For years the answer would have been a confident yes. But looking at what I actually do on this machine — browsing the web, a bit of office work — I realised there wasn't much left that specifically needed Windows. The browser runs the same everywhere, and the office stuff either lives in a tab or in an open-source suite. A few Windows-only utilities, maybe, but nothing irreplaceable.
Except in one area: games.
Linux and games: is it viable?
That's the brake that held me back the longest. As long as gaming on Linux meant "wrestling with Wine", I stayed. But between Proton, the Steam Deck, and the mountain of community reports on ProtonDB, the picture has shifted enormously. The majority of the games I actually play now run with zero fiddling — a few with a launch flag, almost none asking me to crack open the engine.
There will still be edge cases — games with kernel-level anti-cheat, a few very specific editors — but it stops being the rule and becomes the exception. For the first time, the trade-off feels acceptable.
Picking a distribution: Zorin OS 18.1
After looking at the usual suspects (Pop!_OS, Fedora), the real choice came down to Zorin OS and Linux Mint — they tick more or less the same boxes. Zorin (version 18.1 at the time of writing) won out in the end. A few reasons:
- The Windows look without the gunk. The desktop is familiar, my muscle memory survives. What changes is what sits underneath.
- An Ubuntu LTS base. Stable, well-documented, huge package ecosystem.
- An openly mainstream focus. I'm migrating; I'd rather not spend my evenings rebuilding my graphical session.
- European, not American. Zorin is built in Ireland.
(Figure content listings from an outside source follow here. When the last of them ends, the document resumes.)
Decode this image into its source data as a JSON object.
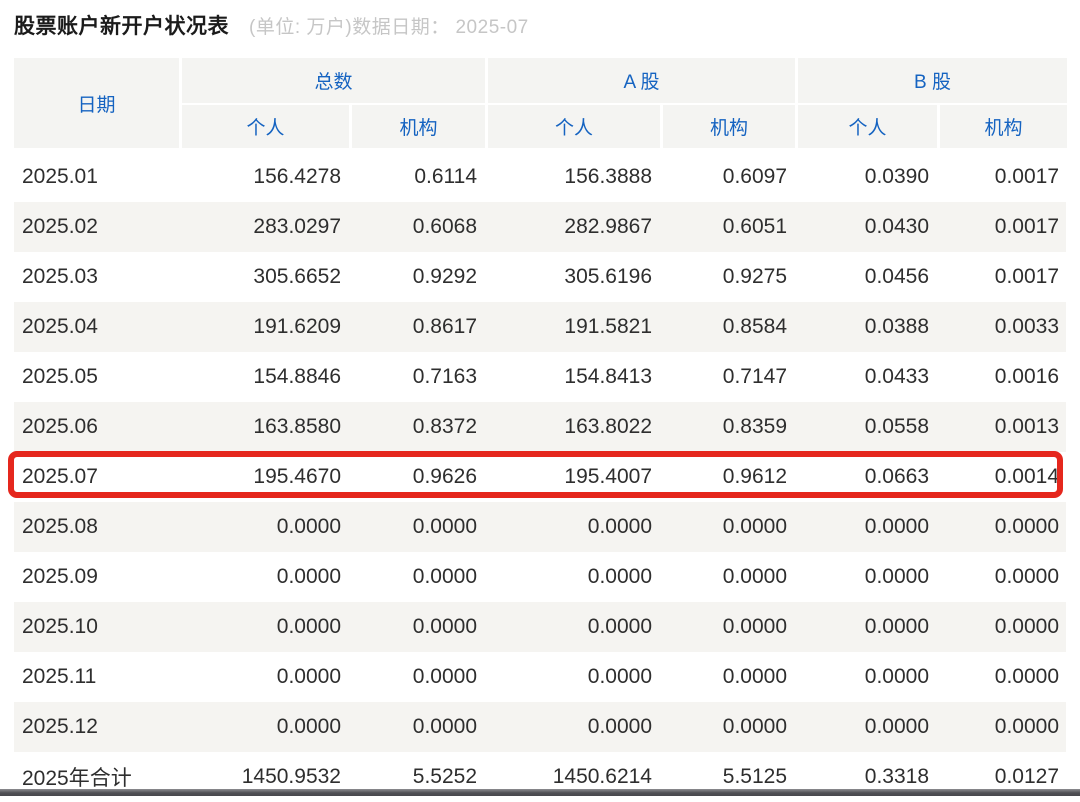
{
  "header": {
    "title": "股票账户新开户状况表",
    "subtitle": "(单位: 万户)数据日期： 2025-07"
  },
  "table": {
    "date_header": "日期",
    "groups": [
      {
        "label": "总数",
        "sub": [
          "个人",
          "机构"
        ]
      },
      {
        "label": "A 股",
        "sub": [
          "个人",
          "机构"
        ]
      },
      {
        "label": "B 股",
        "sub": [
          "个人",
          "机构"
        ]
      }
    ],
    "rows": [
      {
        "date": "2025.01",
        "values": [
          "156.4278",
          "0.6114",
          "156.3888",
          "0.6097",
          "0.0390",
          "0.0017"
        ],
        "highlight": false
      },
      {
        "date": "2025.02",
        "values": [
          "283.0297",
          "0.6068",
          "282.9867",
          "0.6051",
          "0.0430",
          "0.0017"
        ],
        "highlight": false
      },
      {
        "date": "2025.03",
        "values": [
          "305.6652",
          "0.9292",
          "305.6196",
          "0.9275",
          "0.0456",
          "0.0017"
        ],
        "highlight": false
      },
      {
        "date": "2025.04",
        "values": [
          "191.6209",
          "0.8617",
          "191.5821",
          "0.8584",
          "0.0388",
          "0.0033"
        ],
        "highlight": false
      },
      {
        "date": "2025.05",
        "values": [
          "154.8846",
          "0.7163",
          "154.8413",
          "0.7147",
          "0.0433",
          "0.0016"
        ],
        "highlight": false
      },
      {
        "date": "2025.06",
        "values": [
          "163.8580",
          "0.8372",
          "163.8022",
          "0.8359",
          "0.0558",
          "0.0013"
        ],
        "highlight": false
      },
      {
        "date": "2025.07",
        "values": [
          "195.4670",
          "0.9626",
          "195.4007",
          "0.9612",
          "0.0663",
          "0.0014"
        ],
        "highlight": true
      },
      {
        "date": "2025.08",
        "values": [
          "0.0000",
          "0.0000",
          "0.0000",
          "0.0000",
          "0.0000",
          "0.0000"
        ],
        "highlight": false
      },
      {
        "date": "2025.09",
        "values": [
          "0.0000",
          "0.0000",
          "0.0000",
          "0.0000",
          "0.0000",
          "0.0000"
        ],
        "highlight": false
      },
      {
        "date": "2025.10",
        "values": [
          "0.0000",
          "0.0000",
          "0.0000",
          "0.0000",
          "0.0000",
          "0.0000"
        ],
        "highlight": false
      },
      {
        "date": "2025.11",
        "values": [
          "0.0000",
          "0.0000",
          "0.0000",
          "0.0000",
          "0.0000",
          "0.0000"
        ],
        "highlight": false
      },
      {
        "date": "2025.12",
        "values": [
          "0.0000",
          "0.0000",
          "0.0000",
          "0.0000",
          "0.0000",
          "0.0000"
        ],
        "highlight": false
      },
      {
        "date": "2025年合计",
        "values": [
          "1450.9532",
          "5.5252",
          "1450.6214",
          "5.5125",
          "0.3318",
          "0.0127"
        ],
        "highlight": false
      }
    ]
  },
  "colors": {
    "header_blue": "#1563c1",
    "highlight_red": "#e5271d",
    "stripe_gray": "#f5f4f1"
  }
}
The issue isn't American tech itself — it's the uncertainty the American government creates. Given two technically equivalent distros, I'd rather pick one based outside that zone of instability.
- Brave by default. The pre-installed browser is Brave, not Firefox. Firefox and I never really clicked — finding Brave already in place saves me the "uninstall, reinstall" round-trip.
Not the most exotic choice, and that's precisely the point: a soft landing.
I jumped
Install is done. The workstation now runs Zorin. The real work — configuring, migrating my data, finding my habits again, gaming — is what this blog is going to be about.